This is early in the game to be endorsing presidential candidates. We prefer to see races play out at length to get a full sense of how would-be presidents campaign under adversity and stress.
But Super Tuesday is two days off, and Washington’s looming caucuses and primary will soon force the Republicans and Democrats of this state to make a decision. So we’ve made our own decision to endorse John McCain for the Republican nomination and Barack Obama for the Democratic.
As far apart as they are philosophically, we like McCain and Obama for many of the same reasons.
One is temperament. Obama and McCain are principled, yet possess open minds. Neither carries grudges into policymaking; neither maintains the equivalent of Richard Nixon’s “enemies list.” Both are comfortable dealing with ideological opponents – with anybody, really – and appear capable of being persuaded by good arguments from the other side.
Put it this way: They are large men.
McCain’s longer career offers many examples. He is a conservative by any reasonable measure, yet he hasn’t hesitated to work with Democrats – and buck Republican orthodoxy – when he felt the nation’s interests justified it. Witness his earlier opposition to Bush’s tax cuts for the wealthy, his sponsorship of campaign finance reforms and his support for efforts to curb global warming.
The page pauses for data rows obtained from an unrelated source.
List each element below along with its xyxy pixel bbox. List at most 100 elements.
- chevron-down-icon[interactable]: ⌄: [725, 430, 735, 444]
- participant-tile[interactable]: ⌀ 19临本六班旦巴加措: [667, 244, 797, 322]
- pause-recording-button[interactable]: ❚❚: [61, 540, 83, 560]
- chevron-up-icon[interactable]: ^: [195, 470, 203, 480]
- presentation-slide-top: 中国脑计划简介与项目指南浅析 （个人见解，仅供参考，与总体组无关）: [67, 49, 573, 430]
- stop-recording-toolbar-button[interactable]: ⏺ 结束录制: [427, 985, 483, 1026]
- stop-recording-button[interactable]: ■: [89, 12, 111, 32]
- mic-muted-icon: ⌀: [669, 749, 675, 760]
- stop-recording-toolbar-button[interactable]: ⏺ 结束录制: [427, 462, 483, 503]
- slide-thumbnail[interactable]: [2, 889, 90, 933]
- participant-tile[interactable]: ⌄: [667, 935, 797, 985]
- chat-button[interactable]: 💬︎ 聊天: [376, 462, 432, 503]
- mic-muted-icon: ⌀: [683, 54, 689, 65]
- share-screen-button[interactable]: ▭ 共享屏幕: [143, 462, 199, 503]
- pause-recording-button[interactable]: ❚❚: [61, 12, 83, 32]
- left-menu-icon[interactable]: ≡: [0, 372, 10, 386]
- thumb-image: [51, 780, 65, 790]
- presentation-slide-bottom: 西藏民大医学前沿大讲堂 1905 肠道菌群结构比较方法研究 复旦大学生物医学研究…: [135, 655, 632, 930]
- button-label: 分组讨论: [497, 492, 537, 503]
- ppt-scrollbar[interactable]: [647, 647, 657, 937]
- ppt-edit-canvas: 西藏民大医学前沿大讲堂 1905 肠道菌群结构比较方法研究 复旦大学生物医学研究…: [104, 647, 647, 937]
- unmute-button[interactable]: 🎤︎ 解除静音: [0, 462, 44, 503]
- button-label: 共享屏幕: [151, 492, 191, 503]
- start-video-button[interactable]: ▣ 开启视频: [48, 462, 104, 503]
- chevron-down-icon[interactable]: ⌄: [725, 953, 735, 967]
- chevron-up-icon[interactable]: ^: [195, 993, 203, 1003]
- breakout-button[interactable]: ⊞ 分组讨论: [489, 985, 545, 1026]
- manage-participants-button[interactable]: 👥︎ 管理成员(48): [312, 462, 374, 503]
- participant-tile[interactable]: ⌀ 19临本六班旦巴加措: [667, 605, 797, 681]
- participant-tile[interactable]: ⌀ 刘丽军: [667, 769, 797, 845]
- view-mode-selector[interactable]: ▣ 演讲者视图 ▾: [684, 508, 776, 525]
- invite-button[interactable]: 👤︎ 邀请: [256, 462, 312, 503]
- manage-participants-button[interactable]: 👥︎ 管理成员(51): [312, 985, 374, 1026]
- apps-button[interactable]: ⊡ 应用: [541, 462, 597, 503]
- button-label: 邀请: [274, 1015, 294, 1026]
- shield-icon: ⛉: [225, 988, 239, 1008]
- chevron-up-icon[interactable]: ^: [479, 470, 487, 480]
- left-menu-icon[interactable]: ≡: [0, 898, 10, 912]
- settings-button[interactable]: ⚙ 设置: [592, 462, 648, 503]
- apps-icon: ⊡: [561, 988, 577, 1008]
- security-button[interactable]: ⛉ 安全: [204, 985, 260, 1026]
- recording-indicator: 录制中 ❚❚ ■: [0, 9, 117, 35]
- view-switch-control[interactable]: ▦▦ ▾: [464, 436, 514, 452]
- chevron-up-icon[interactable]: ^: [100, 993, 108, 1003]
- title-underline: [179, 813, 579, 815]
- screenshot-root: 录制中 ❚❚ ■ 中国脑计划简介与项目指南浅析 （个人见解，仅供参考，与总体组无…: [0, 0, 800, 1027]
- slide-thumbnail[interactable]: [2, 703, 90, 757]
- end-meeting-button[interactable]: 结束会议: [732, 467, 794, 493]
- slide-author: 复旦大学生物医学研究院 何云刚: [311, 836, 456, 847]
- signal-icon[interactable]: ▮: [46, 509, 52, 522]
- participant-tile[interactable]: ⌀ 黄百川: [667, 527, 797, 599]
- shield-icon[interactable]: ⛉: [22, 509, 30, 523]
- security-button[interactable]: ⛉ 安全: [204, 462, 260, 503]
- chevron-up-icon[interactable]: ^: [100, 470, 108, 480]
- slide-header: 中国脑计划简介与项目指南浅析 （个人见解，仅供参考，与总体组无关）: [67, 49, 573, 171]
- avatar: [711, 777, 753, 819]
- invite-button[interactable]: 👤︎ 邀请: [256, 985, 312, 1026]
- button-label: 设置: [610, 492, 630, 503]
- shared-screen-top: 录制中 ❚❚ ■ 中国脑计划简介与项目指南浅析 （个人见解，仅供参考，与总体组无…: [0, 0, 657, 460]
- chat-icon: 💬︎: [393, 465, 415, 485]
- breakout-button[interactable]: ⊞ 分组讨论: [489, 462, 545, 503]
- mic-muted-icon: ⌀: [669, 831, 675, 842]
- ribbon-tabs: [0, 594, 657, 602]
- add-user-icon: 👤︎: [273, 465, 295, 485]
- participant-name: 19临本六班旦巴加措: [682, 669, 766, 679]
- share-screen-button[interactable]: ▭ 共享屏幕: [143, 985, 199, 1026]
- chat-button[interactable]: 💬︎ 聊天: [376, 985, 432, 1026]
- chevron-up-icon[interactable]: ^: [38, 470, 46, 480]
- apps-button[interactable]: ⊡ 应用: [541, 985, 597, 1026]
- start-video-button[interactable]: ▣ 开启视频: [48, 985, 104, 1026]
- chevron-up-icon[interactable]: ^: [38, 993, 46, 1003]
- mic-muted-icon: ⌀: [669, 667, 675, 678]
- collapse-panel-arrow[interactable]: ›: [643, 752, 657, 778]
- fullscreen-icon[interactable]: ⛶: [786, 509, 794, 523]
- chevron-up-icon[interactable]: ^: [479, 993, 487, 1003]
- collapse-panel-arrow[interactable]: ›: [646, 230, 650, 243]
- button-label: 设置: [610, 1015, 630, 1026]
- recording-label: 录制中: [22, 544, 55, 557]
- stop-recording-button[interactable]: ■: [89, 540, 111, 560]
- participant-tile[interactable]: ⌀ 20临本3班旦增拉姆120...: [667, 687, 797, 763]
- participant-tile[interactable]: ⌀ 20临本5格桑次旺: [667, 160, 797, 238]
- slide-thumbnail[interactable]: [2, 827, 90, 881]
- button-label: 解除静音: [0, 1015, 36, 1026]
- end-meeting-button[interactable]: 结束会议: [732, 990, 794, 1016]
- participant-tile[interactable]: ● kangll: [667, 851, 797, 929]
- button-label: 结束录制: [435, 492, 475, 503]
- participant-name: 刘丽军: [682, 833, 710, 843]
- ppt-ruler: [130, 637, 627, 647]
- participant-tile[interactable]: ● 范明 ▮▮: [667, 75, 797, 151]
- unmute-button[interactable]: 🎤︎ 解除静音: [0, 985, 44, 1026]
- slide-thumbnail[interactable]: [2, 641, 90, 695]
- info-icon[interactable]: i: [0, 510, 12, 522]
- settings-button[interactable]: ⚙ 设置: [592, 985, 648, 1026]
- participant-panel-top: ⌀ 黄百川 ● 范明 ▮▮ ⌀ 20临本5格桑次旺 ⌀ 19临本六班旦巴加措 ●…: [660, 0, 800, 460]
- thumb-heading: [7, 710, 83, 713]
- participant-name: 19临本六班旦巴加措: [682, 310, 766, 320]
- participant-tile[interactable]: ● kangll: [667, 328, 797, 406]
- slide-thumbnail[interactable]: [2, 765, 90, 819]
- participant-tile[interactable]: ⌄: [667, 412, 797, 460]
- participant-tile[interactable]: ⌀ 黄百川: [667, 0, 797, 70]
McCain’s efforts to re-establish America’s ties with Vietnam demonstrated extraordinary personal magnanimity. As a survivor of years of abuse at the hands of Vietnamese communists, anyone would have forgiven him had he instead fought such efforts.
Many party-line Republicans detest McCain precisely because he takes issues one at a time and reaches his own independent judgments about them.
Obama is not the same kind of maverick. He is a thoroughgoing Democratic liberal; there have been few surprises in the positions he’s taken.
But as a candidate, Obama has gone beyond the Democratic same-old same-old. He has run an unusually principled campaign. He has stirringly invoked a common American identity that transcends red state-blue state partisan antagonisms. Of all the presidential candidates, Obama has demonstrated the greatest ability to inspire.
Like McCain – and unlike Hillary Clinton and Mitt Romney, their chief rivals – Obama can be refreshingly unscripted. He thinks in real time; he responds to questions in depth without falling back on talking points or canned spiels.
As with McCain, there’s always the sense that one is seeing the real person, not a persona sculpted for the campaign with the help of consultants and advisors. As with McCain, we’re impressed by what we’ve seen of his personal judgment and strength of character.
Clinton and Romney both possess formidable credentials. Clinton especially: She has survived many years in the crucible of Washington, D.C., politics and clearly has presidential potential.
But Obama and McCain offer the prospect of a relatively clean presidential contest focusing on ideas and policy alternatives. We think – at least at this point – they offer more of the one thing the nation most needs from its president: leadership.